Il y a 100 ans : Un séjour à Madagascar de 1822 à 1825 (5)

(Suite.)
« En ce qui concerne[1] l’état de l’âme après la mort, les Malgaches paraissent avoir des idées assez confuses. Quelques-uns croient à son immortalité, mais non aux rétributions futures. Un pauvre homme, tout cassé par l’âge, vint, un dimanche soir, chez nous et nous parla des cultes que nous faisions. Il se déclarait charmé du chant, mais il désirait des éclaircissements sur ce qui avait été dit des récompenses et des châtiments attendant l’âme au-delà du tombeau. “Je ne demande pas mieux que de vous instruire sur ce point, dit M. Jeffreys, mais je voudrais d’abord connaître votre opinion sur cette âme des hommes”. “Il répondit qu’il ne savait guère qu’en penser : les opinions là-dessus sont très diverses ; selon les uns, toutes les âmes s’en vont sur une grande montagne non loin d’ici, où elles demeurent de longues années avant d’en pouvoir sortir librement ; selon d’autres, elles vont dans le vent, errant avec lui de place en place. Quand le vent mugit, c’est que les âmes des morts se disputent”. “Mais croyez-vous personnellement à la survivance de l’âme, reprit M. Jeffreys ? ”. “Oui, répondit-il, car l’âme ne peut pas mourir”[2] ».
Ce qui est peut-être le plus digne d’être recueilli dans ce chapitre sur les superstitions malgaches, ce sont les détails donnés sur l’idole particulière d’Ambatomanga.

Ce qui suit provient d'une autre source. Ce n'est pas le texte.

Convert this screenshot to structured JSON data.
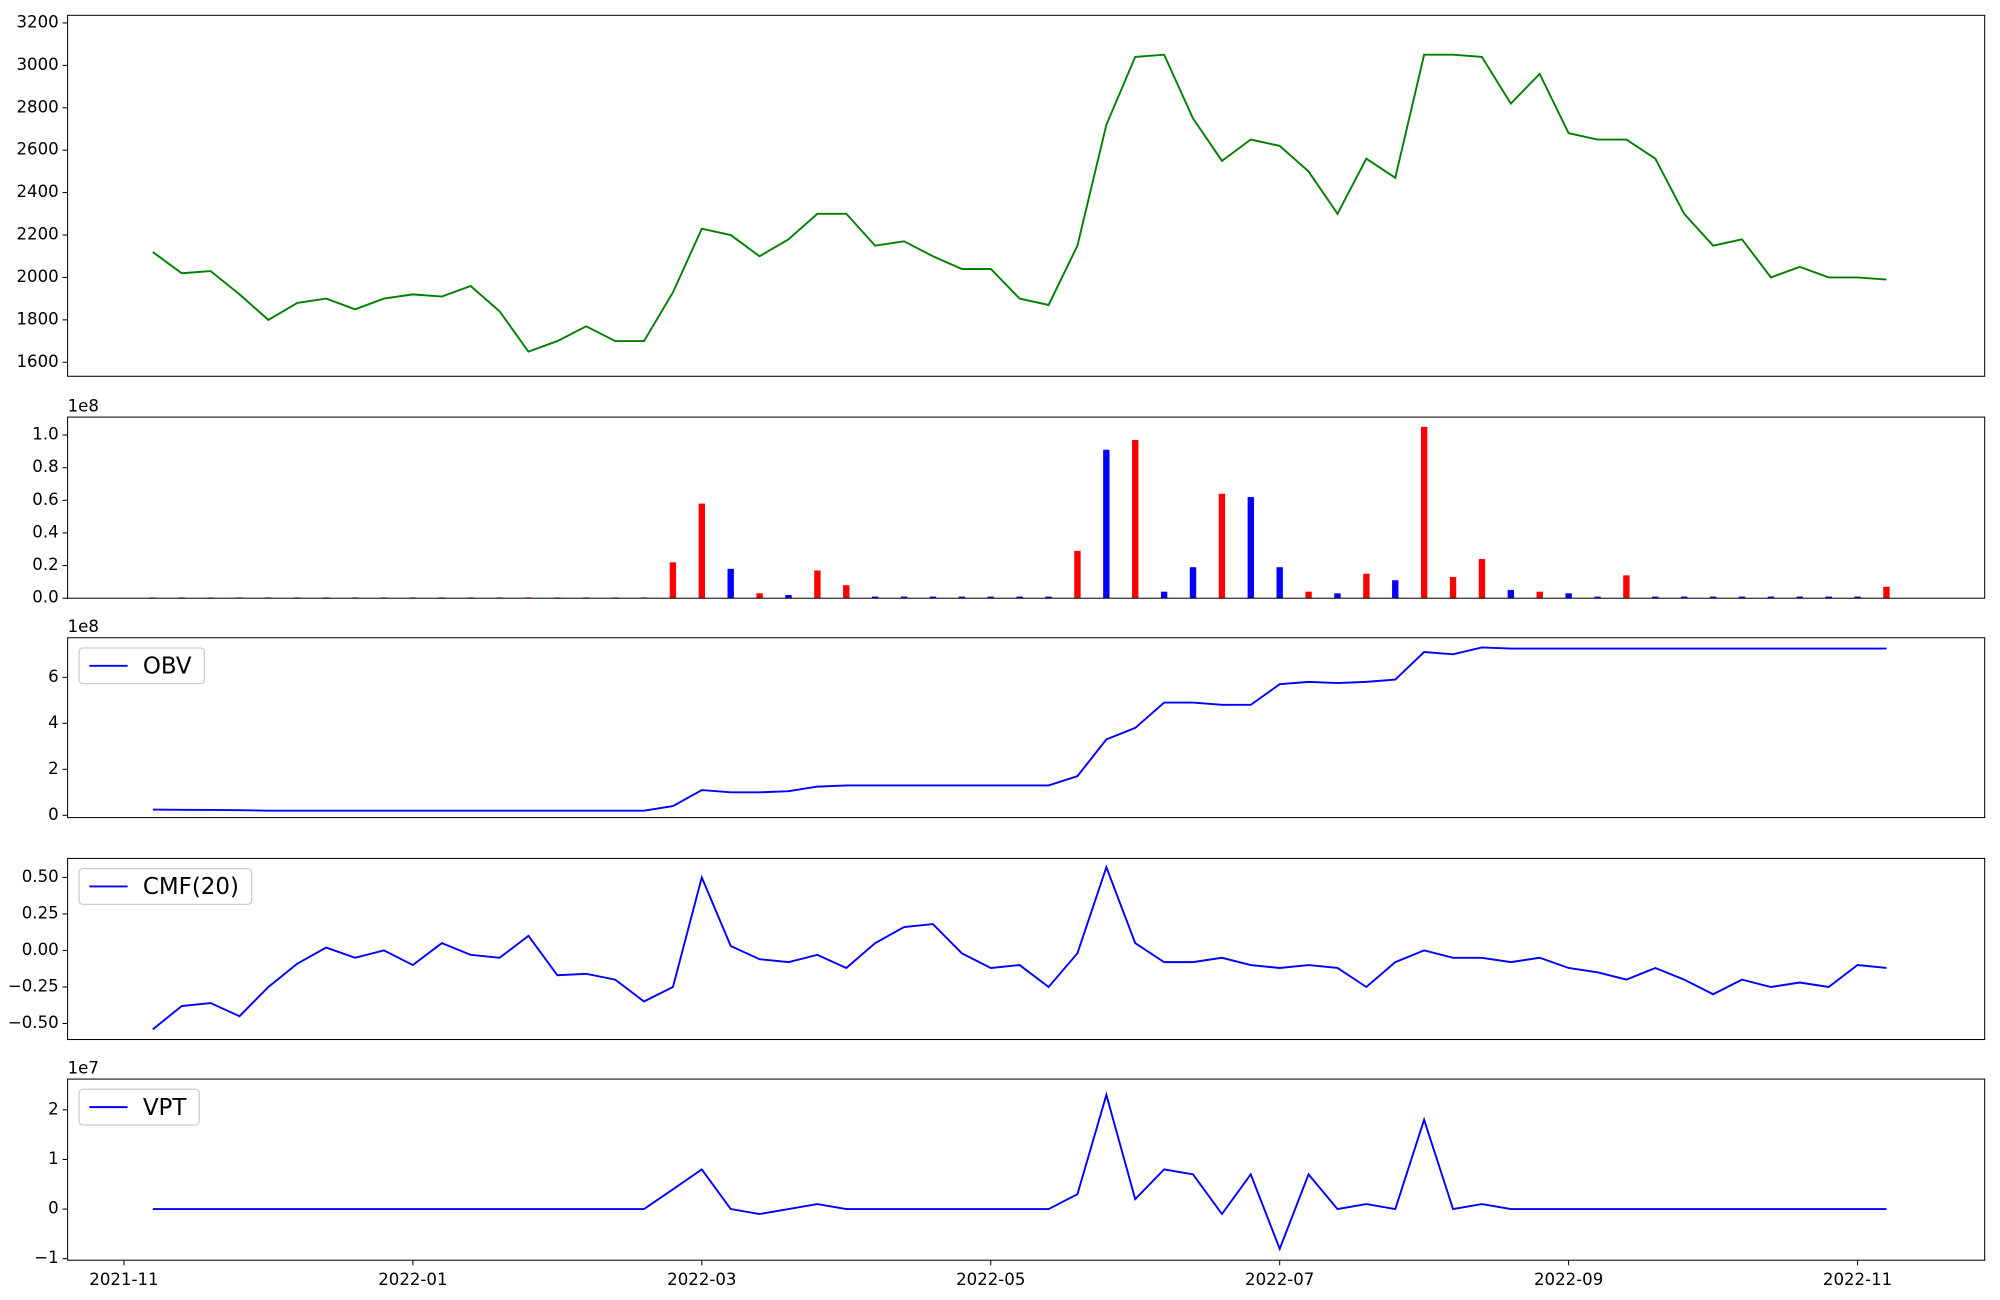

« Peu de temps[3] après notre arrivée à Ambatomanga[4], où nous avions été fixer notre résidence sur le désir du roi, j’appris, dit Mme Jeffreys, que dans une maison voisine de la nôtre se trouvait l’idole du lieu, et je cherchai à la voir. La case où se tenait le fétiche s’appelait Tranon’Andriamanitra[5] ou maison du Dieu. Un soir, juste après le coucher du soleil, la femme de celui qui vivait dans cette remarquable demeure vint à passer, portant son enfant sur le dos. »
(À suivre.)
G. Mondain.
Bulletin de l’Académie malgache



[1] Page 134.
[2] Le texte malgache de cette réponse est donné dans la relation : Tsy mety maty ny fanaky.
[3] Page 139.
[4] Orthographié : Ambatoumanga.
[5] Orthographié : Tranou Anadriamanitra.